Parametric instability processes are thought to produce Stimulated Electromagnetic Emissions (SEE) during ionospheric heating experiments. The phenomenon is primarily attributed to plasma turbulence excited by the high frequency HF heater in the altitude region where the pump frequency ω₀ is near the plasma upper hybrid frequency ω_uh. In this study, parametric instability processes thought to produce SEE are studied using theoretical and electrostatic Particle-In-Cell PIC simulation models. The simulation plasma is driven with a uniform oscillating electric field directed nearly perpendicular to the background geomagnetic field {B} to consider interactions when ω_uh is near electron cyclotron harmonics nΩ_ce. The pump frequency and amplitude are varied to consider the effects on the simulation electric field power spectrum.

In this study, theoretical predictions and numerical simulations are used to study the three-wave decay instability process thought to be responsible for the generation of the down-shifted sidebands, the downshifted peak DP and the downshifted maximum DM. In particular, the lower hybrid decay instability LHDI and the ion cyclotron decay instability ICDI are studied in detail. The theory is used to provide the angular regime, with respect to the direction perpendicular to the magnetic field, at which the sidebands develop as well as the frequency and wavenumber regimes of both the LHDI and the ICDI. The effect of the temperature ratio T_e/T_i for both instabilities is discussed.
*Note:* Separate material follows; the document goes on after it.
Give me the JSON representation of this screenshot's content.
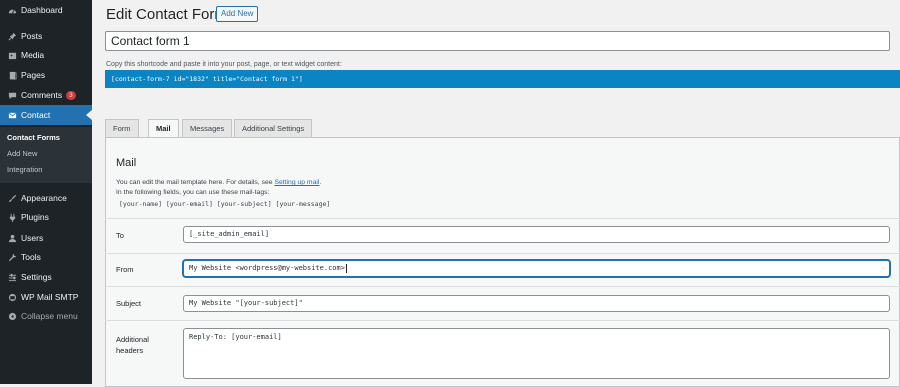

A comparison between the theoretical predictions, the simulation electric field power spectrum and the experimental observations are presented in this study. Time evolution of both the LHDI and the ICDI is also investigated. The theoretical predictions are also used to investigate the cascading of the LHDI and the ICDI. The spectra show consistencies with the experimental observations.

A four-wave parametric decay instability process thought to be responsible for SEE broad up-shifted sideband spectral features is discussed as well. Many theoretical results are presented, in which the effect of stepping the heater frequency closer to the upper hybrid frequency on the angle of maximum growth θ_max, the growth rate γ and on both the frequency and wavenumber regimes of the four-wave process is investigated. The simulation electric field power spectrum showed a large amplitude up-shifted sideband and a much smaller amplitude down-shifted sideband, consistent with the experimental observations. Comparisons between the theoretical predictions, the simulation electric field power spectrum and the experimental observations are discussed in detail. The time evolution of the four-wave process is one important aspect that is also presented in this study. The development of density irregularities, cavities and particle heating is also analyzed and investigated in this study.